Oui, vous avez raison : il faut remettre l’Etat où il n’est plus, il faut réinstaller des entreprises qui sont parties parce que étranglées par les charges ou découragées par le vandalisme, l’insécurité, les vols. On vous l’a dit : la majorité des jeunes d’ici souffrent des actions de quelques individus identifiés qui pourraient être facilement neutralisés si les bons sentiments que vous avez exprimés trouvaient leur traduction sur le terrain…Mais il faut croire que la transformation de certains quartiers en ghettos arrangent beaucoup de gens…

Trahis par la gauche, traités en sous-hommes par la droite, nous sommes d’abord des écoeurés de la politique et des politiciens. Croire en Bayrou ? Je le voudrais. Je le veux même. Mais que propose-t-il concrètement ? Que puis-je dire pour convaincre les gens de voter pour lui ?  

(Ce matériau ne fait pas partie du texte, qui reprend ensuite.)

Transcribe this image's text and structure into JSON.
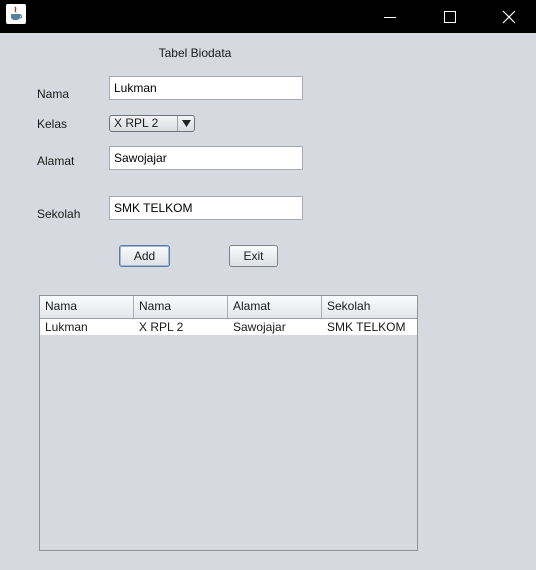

Moi, j’ai la chance de savoir lire et écrire. J’ai même la chance d’avoir fait des études. Mais cela ne m’empêche pas d’être au chômage. Parce que ma peau n’a pas la même couleur que la vôtre. Parce que je suis un Français qui aime la France mais que la France n’aime pas. Mais c’est peut-être parce que les Français ne s’aiment pas assez eux-mêmes que Bayrou a peu de chance de passer le premier tour…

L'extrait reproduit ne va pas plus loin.